Em 2008 ele morre e entra um governo militar de "transição", liderado por Moussa Dadis Camara. Este governo promete organizar eleições inicialmente, mas o poder sobe à cabeça de Camara, e em 2009 anuncia que será candidato às elições presidenciais, o que levanta suspeitas entre os guineenses e o mundo todo sobre a legitimidade das eleições à vir. Então em 2009, na comemoração da independência do país, 28 de setembro, manifestantes organizam um "showmício"  no principal estádio de Cronakry. O exército, que fazia a segurança do evento, fecha os portões do estádio, metralha mais de 130 pessoas e estupra mais de 300 mulheres (algumas por dias) como forma de repressão. Este evento ficou conhecido como o " Massacre do Estádio de 28 de Setembro". Pasmem, isso foi em setembro de 2009, outro dia, não um evento de outras eras longíquas mais brutais. Desde esse evento deplorável Camara perdeu sua legitimidade no poder e foi esfaqueado pelo seu principal acessor. Gravemente ferido teve de ser substituído por um outro general, chamado Sékouba Konaté em dezembro de 2009.

Konaté conseguiu de fato organizar as primeiras eleições democráticas da Guiné desde sua independência em 1958, sem que nenhum militar se candidatasse. É a primeiraa eleição transparente e reconhecida internacionalmente pela sua seriedade. O segundo turno aconteceu há uma semana (dia 07/11/10), onde sobraram na disputa Alpha Condé e Celloun Diallo. O resultado ainda não saiu, pois ambos os candidatos entraram com pedidos de fraude um contra o outro, e o resultado só vai sair depois desse impasse.É história acontecendo diante dos olhos...

Saindo da política um pouco, a Guiné é também conhecida por "caixa d´água da África" por conter 3 nascentes de grandes rios africanos: Niger, Gambie e Senegal. Seus recursos naturais são dos mais abundantes do continente, o que entretanto ainda não trouxe benefícios para o país. A Guiné possui uma forte cena musical, patrocinada pelo passado comunista que acreditava na identificação nacional através da música. Este legado permanece forte e tenho certeza que vou descobrir novos "barulhos" por lá.
A Guiné foi classificada em 156o. lugar no ranking do IDH 2010, sendo que há 169 países na lista. É um país pobre, muito pobre. 

Bom, esta foi uma "breve"  contextualiação do país para melhor compreender do que vai se passar no dia-a-dia nos causos a serem contados aqui.



Sobre o Blog


Apartir de janeiro 2011 vou me mudar pra Conakry, capital da Guiné, onde vou trabalhar por uns 2 ou 3 anos em um projeto de infraestrutura e mineração (projeto que envolve dois países: Guiné e Libéria).
Como um bom seguidor de blogs de expatriados ao redor do mundo, resolvi também fazer o meu, com o objetivo de descrever vivências cotidianas neste país (e outros) do continente africano. 
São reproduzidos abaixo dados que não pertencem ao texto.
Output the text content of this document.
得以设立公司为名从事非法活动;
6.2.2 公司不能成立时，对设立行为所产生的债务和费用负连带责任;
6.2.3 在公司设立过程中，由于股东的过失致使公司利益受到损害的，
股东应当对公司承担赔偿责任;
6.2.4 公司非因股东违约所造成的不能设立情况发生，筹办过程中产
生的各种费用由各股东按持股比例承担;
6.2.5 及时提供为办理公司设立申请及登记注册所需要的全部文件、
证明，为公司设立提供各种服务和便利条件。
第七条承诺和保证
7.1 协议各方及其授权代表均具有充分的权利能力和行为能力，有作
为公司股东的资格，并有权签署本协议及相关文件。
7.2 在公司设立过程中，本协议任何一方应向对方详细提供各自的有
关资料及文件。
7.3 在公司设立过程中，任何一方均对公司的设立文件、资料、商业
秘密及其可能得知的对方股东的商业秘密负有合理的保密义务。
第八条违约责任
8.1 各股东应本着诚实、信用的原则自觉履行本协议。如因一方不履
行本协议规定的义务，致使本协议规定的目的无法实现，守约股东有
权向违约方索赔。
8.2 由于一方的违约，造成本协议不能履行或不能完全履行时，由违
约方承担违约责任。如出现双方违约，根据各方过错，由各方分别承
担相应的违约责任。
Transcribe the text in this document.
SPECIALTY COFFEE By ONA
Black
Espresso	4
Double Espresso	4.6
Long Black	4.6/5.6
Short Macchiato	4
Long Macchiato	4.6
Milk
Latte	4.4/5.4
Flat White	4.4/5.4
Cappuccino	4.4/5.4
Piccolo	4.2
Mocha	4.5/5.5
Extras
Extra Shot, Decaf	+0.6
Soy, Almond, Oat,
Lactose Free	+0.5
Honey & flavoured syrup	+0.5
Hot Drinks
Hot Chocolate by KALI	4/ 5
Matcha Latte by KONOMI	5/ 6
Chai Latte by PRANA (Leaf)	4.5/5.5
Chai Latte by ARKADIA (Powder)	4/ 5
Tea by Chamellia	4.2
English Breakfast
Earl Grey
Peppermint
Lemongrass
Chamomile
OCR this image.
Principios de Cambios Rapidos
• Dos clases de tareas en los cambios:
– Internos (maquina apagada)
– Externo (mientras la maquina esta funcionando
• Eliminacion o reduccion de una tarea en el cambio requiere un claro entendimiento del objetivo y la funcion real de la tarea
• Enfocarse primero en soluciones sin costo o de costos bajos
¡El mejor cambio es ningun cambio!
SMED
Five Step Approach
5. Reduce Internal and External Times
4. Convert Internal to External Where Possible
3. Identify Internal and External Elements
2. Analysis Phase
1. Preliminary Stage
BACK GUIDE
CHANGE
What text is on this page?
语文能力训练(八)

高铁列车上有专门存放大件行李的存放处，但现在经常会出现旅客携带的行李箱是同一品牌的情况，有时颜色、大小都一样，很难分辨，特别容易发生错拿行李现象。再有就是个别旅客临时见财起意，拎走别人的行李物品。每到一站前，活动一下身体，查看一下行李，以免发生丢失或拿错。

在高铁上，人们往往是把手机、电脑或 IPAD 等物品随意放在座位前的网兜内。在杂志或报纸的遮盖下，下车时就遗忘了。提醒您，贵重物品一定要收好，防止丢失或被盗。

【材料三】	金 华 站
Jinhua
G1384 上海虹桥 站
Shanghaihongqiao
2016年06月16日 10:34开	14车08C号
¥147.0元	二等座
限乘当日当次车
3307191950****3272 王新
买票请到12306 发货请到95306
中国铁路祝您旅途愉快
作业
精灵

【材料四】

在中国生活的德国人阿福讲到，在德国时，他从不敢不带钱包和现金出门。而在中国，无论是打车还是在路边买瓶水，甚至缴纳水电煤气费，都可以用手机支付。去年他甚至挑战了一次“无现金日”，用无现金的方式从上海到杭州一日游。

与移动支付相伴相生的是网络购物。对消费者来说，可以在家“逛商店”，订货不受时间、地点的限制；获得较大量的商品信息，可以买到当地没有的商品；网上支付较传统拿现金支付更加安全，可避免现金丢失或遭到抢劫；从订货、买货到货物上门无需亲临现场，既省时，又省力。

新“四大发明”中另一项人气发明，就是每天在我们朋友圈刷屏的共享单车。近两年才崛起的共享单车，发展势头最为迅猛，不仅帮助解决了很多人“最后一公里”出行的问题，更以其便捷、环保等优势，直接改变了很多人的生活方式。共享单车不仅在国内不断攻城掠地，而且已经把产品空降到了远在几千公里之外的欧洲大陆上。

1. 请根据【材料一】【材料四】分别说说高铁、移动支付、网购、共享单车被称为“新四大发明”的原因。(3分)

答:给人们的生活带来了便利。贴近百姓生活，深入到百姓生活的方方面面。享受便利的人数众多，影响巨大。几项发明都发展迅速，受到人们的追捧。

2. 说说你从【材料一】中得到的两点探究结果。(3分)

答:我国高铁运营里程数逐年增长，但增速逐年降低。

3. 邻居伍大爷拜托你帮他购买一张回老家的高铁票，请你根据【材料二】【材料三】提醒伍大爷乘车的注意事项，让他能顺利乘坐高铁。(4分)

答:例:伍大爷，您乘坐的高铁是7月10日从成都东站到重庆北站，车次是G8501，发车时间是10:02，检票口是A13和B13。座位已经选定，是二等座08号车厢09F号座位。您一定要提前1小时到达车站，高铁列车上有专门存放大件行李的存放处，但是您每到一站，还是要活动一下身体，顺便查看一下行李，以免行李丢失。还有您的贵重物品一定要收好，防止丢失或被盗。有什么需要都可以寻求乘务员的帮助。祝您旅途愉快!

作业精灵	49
A África é um continente que me atrai por razões diversas, algumas explicáveis outras nem tanto. Creio que o que mais me envolve é o fato de ser um lugar onde a história está acontecendo diante dos nossos olhos, hoje, agora. São golpes de estado, ditaduras, fome, guerras e etc. Sem esquecer dos acontecimentos positivos, como eleições democráticas pela primeira vez em décadas (tal o caso da Guiné), desenvolvimento econômico acelerado, cenário cultural rico entre outros. Tudo isso com mínima cobertura da imprensa brasileira, que inexplicavelmente negligencia um continente tão rico de histórias fantásticas. O Brasil é o país com a maior diáspora negra de todos os tempos e ainda assim se comporta como se não tivesse "nada a ver com a África".

Pois agora vou ver de perto e espero trazer pra quem se interessar algumas informações e causos interessantes sobre essa experiência.